|Microsurgery: Transplantation and Replantation by Harry J. Buncke, MD, et al.|
|The advent of free bone flaps (often inappropriately called vascularized bone grafts) has led to the successful replacement of extensive areas of bone loss in the upper and lower extremities.1-18 Unlike conventional bone grafts, microvascular free bone flaps have an intact circulation and heal without the process of necrosis and regeneration. Not only is healing faster and without bone absorption or atrophy, but because the bone is vascularized, 19-25 a fibular free flap can be used to bridge long gaps (up to 22 cm), can heal in the hostile environment of a scarred bed, and is more resistant to infection.26-28.
In 1975, Taylor29 successfully used a free fibular flap to treat an open fracture of the tibia and fibula. Later,30 he used the flap to reconstruct a traumatic defect of the femur. Gilbert,31 Chung-Wei,32 Tamai,33 and others34-39 refined Taylor's technique and considerably reduced the operating time for the fibular flap.

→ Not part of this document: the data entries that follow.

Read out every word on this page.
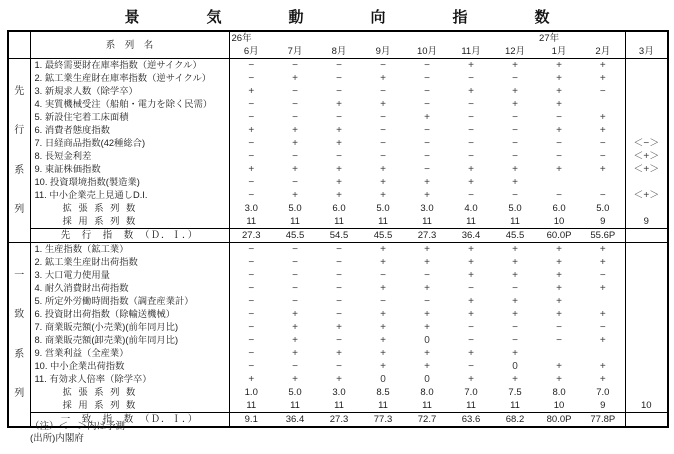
景　気　動　向　指　数
	系　列　名	26年							27年		
		6月	7月	8月	9月	10月	11月	12月	1月	2月	3月

先
行
系
列	1. 最終需要財在庫率指数（逆サイクル）	−	−	−	−	−	+	+	+	+	
	2. 鉱工業生産財在庫率指数（逆サイクル）	−	+	−	+	−	−	−	+	+	
	3. 新規求人数（除学卒）	+	−	−	−	−	+	+	+	−	
	4. 実質機械受注（船舶・電力を除く民需）	−	−	+	+	−	−	+	+		
	5. 新設住宅着工床面積	−	−	−	−	+	−	−	−	+	
	6. 消費者態度指数	+	+	+	−	−	−	−	+	+	
	7. 日経商品指数(42種総合)	−	+	+	−	−	−	−	−	−	＜−＞
	8. 長短金利差	−	−	−	−	−	−	−	−	−	＜+＞
	9. 東証株価指数	+	+	+	+	−	+	+	+	+	＜+＞
	10. 投資環境指数(製造業)	−	−	+	+	+	+	+			
	11. 中小企業売上見通しD.I.	−	+	+	+	+	−	−	−	−	＜+＞
	拡 張 系 列 数	3.0	5.0	6.0	5.0	3.0	4.0	5.0	6.0	5.0	
	採 用 系 列 数	11	11	11	11	11	11	11	10	9	9
	先　行　指　数　（Ｄ．Ｉ．）	27.3	45.5	54.5	45.5	27.3	36.4	45.5	60.0P	55.6P	

一
致
系
列	1. 生産指数（鉱工業）	−	−	−	+	+	+	+	+	+	
	2. 鉱工業生産財出荷指数	−	−	−	+	+	+	+	+	+	
	3. 大口電力使用量	−	−	−	−	−	+	+	+	−	
	4. 耐久消費財出荷指数	−	−	−	+	+	−	−	+	+	
	5. 所定外労働時間指数（調査産業計）	−	−	−	−	−	+	+	+		
	6. 投資財出荷指数（除輸送機械）	−	+	−	+	+	+	+	+	+	
	7. 商業販売額(小売業)(前年同月比)	−	+	+	+	+	−	−	−	−	
	8. 商業販売額(卸売業)(前年同月比)	−	+	−	+	0	−	−	−	+	
	9. 営業利益（全産業）	−	+	+	+	+	+	+			
	10. 中小企業出荷指数	−	−	−	+	+	−	0	+	+	
	11. 有効求人倍率（除学卒）	+	+	+	0	0	+	+	+	+	
	拡 張 系 列 数	1.0	5.0	3.0	8.5	8.0	7.0	7.5	8.0	7.0	
	採 用 系 列 数	11	11	11	11	11	11	11	10	9	10
	一　致　指　数　（Ｄ．Ｉ．）	9.1	36.4	27.3	77.3	72.7	63.6	68.2	80.0P	77.8P	
（注）＜　＞内は予測
(出所)内閣府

Buncke40 and others41-46 used vascularized free rib to repair mandibular and tibial defects. In 1978, Taylor and Watson47 described the use of an osteocutaneous flap based on the deep circumflex iliac artery. This flap48-51 provides both cancellous and cortical bone with a skin flap, but the curvature of the crest requires an osteotomy to straighten it, and this may compromise the vascularity of the distal segment. The skin paddle is not always reliable, and we have often had to do an "internal shunt" from the deep circumflex iliac artery (DCIA) to the superficial circumflex iliac artery (SCIA) to augment the vascularity of the cutaneous portion of the combined flaps. (See Chapter 15.)
The fibular flap has the following advantages:
1. It is a straight, tubular, compact bone, suitable for early weight bearing.
2. It provides enough bone to bridge gaps up to 22 cm or may be osteotomized to provide two struts of bone on a singular vascular pedicle.
3. The pedicle (peroneal) vessels are relatively large and easy to anastomose.
4. The flap may be raised as an osseous-only, myo-osseous, osteocutaneous, or myo- osteocutaneous flap.
5. The flap is easy to raise.
6. There is minimal donor site morbidity; the donor site can be closed primarily and has a very acceptable cosmetic result.
7. The skin paddle of the compound flap is easily monitored (the osseous-only flap can be difficult).